There remains a disconnect between the data that is being gathered by aircraft and what changes result from analyzing that data, Kroner pointed out.
“High-tech aircraft…report a lot of things,” according to Marimoto, “and we have the data. We hardly get surprised when there’s an accident and the final report comes out, and the findings are usually things that we have seen in the past. The question is not, ‘What did we know?’ It is, ‘Why didn’t we act more?’ As leaders, we have to start not looking at any expense related to safety…as a cost, but as an investment. That’s the most challenging thing that we have as a professional, because when we do our work properly, nothing happens. We don’t generate money for the company. So it’s hard for us to sell what we do to upper-level management unless something bad happens; then they see our value. We have to start using the data to show people who have the power of making decisions that it is much better to act on the smaller indicators to prevent them from getting together and becoming a bigger problem in the future.”

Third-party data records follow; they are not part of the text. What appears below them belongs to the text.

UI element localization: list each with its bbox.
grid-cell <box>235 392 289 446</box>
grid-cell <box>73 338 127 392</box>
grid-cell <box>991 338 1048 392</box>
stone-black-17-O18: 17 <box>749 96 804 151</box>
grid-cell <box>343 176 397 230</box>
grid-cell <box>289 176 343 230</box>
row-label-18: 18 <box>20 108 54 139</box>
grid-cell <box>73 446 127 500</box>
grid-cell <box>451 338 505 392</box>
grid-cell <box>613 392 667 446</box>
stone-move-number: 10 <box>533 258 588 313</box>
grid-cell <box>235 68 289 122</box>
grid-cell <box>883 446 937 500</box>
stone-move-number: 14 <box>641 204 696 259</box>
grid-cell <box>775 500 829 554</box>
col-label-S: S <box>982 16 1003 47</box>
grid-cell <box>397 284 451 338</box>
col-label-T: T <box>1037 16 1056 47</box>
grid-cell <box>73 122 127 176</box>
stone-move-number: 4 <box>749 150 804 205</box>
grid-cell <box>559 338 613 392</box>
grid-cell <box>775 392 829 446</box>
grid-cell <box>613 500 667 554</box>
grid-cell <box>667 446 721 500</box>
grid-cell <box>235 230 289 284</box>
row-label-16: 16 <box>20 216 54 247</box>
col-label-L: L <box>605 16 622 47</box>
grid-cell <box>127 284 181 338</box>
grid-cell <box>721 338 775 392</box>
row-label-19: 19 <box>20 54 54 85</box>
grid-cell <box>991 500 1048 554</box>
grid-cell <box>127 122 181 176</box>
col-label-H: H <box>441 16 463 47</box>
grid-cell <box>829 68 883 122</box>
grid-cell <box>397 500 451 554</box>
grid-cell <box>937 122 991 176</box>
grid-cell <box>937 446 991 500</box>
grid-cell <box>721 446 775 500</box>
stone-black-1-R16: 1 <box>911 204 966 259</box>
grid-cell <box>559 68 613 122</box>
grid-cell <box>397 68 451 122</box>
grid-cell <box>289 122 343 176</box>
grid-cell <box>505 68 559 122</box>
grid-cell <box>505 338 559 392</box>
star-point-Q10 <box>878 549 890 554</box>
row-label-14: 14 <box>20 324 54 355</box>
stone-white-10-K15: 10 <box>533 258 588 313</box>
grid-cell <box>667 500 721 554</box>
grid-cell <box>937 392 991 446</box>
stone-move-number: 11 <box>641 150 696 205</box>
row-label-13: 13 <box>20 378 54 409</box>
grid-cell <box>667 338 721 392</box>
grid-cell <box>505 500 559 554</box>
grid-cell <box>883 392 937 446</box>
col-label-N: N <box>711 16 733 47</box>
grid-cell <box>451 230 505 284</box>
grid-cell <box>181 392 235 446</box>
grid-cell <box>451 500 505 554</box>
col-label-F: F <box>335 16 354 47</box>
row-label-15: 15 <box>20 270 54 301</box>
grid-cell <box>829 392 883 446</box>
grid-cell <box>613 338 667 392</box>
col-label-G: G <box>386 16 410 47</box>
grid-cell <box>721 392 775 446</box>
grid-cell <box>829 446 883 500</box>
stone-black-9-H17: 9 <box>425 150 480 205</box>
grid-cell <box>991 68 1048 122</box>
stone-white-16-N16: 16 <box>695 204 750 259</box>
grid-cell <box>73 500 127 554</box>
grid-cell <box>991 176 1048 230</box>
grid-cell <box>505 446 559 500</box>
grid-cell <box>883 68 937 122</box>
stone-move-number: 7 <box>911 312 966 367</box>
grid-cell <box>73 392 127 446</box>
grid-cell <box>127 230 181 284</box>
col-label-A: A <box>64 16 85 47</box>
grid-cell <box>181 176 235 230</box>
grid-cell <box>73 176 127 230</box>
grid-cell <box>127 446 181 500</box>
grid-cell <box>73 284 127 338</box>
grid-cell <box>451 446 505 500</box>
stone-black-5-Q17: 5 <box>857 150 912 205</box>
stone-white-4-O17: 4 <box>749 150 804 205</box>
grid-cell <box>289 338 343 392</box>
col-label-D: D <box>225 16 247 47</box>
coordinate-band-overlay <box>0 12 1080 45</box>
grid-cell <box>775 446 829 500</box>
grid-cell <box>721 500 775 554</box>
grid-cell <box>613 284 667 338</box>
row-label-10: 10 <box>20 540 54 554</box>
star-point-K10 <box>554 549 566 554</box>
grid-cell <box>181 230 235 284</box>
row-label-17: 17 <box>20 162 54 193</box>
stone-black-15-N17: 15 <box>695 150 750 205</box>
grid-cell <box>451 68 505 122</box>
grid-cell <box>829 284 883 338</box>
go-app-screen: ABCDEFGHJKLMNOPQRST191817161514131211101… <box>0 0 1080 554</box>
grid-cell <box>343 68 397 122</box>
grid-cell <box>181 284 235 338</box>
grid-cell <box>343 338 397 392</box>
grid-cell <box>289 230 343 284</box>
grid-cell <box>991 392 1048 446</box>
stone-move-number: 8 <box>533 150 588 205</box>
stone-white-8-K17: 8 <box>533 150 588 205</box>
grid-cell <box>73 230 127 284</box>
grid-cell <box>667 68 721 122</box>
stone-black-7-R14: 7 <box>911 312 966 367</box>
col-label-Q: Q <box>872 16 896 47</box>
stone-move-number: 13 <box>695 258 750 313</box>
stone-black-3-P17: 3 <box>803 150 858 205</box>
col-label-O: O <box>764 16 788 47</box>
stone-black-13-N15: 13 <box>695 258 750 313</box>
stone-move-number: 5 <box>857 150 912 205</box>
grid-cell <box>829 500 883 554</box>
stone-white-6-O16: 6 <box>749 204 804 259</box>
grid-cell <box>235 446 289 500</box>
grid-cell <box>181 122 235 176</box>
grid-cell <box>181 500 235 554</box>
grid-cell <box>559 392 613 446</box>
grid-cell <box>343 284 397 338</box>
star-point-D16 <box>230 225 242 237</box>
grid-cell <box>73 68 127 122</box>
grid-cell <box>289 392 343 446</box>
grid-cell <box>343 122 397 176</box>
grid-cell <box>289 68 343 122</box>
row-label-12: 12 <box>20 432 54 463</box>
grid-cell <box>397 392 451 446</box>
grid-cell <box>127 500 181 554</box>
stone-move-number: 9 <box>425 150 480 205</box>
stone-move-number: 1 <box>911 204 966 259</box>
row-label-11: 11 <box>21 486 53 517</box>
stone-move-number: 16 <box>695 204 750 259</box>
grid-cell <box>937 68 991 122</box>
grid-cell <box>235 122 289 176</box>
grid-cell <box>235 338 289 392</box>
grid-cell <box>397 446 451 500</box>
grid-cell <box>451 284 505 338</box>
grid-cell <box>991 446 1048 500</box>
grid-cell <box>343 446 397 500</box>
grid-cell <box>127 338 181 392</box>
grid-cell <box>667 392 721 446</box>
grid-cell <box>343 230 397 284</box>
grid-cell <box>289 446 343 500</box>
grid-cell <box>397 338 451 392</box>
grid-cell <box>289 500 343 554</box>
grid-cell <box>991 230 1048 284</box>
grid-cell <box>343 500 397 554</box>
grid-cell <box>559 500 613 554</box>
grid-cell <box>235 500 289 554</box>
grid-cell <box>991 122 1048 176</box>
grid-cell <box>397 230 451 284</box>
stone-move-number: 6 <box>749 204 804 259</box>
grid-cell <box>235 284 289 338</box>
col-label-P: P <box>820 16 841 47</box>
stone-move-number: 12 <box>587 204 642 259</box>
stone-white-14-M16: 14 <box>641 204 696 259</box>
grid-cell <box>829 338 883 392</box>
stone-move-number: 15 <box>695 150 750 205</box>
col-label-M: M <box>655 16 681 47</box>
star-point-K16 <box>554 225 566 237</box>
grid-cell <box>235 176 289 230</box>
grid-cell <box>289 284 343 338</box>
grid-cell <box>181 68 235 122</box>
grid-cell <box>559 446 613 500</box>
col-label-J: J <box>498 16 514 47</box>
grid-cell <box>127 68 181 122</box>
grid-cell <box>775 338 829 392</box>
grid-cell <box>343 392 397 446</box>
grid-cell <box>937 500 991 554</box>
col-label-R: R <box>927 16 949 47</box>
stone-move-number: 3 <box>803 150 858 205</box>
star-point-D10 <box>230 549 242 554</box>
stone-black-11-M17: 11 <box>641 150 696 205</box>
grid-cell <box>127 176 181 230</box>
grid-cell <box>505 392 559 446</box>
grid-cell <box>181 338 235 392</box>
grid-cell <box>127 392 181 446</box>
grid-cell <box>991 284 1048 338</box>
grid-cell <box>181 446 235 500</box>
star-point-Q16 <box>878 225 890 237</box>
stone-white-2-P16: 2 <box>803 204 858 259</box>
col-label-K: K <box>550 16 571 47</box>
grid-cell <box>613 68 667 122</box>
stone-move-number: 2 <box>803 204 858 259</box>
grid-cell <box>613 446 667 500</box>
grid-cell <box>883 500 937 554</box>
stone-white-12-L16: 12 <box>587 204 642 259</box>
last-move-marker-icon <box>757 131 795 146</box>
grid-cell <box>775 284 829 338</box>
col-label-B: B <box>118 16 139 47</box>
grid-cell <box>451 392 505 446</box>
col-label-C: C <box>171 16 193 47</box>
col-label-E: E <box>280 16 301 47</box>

SMS doesn’t work if it isn’t seen as important by every person in the company, Scott explained. “SMS has to be owned by everybody, but I do think that the person who is listed as the accountable executive, we need to do a better job educating that person on exactly what it really means. There are lots of times in safety organizations [where] it’s seen as a cost center. We need to do a better job of educating the senior leaders in some of our organizations of what SMS is really for. Safety people need to start talking a different language…the language of the [chief financial officer].”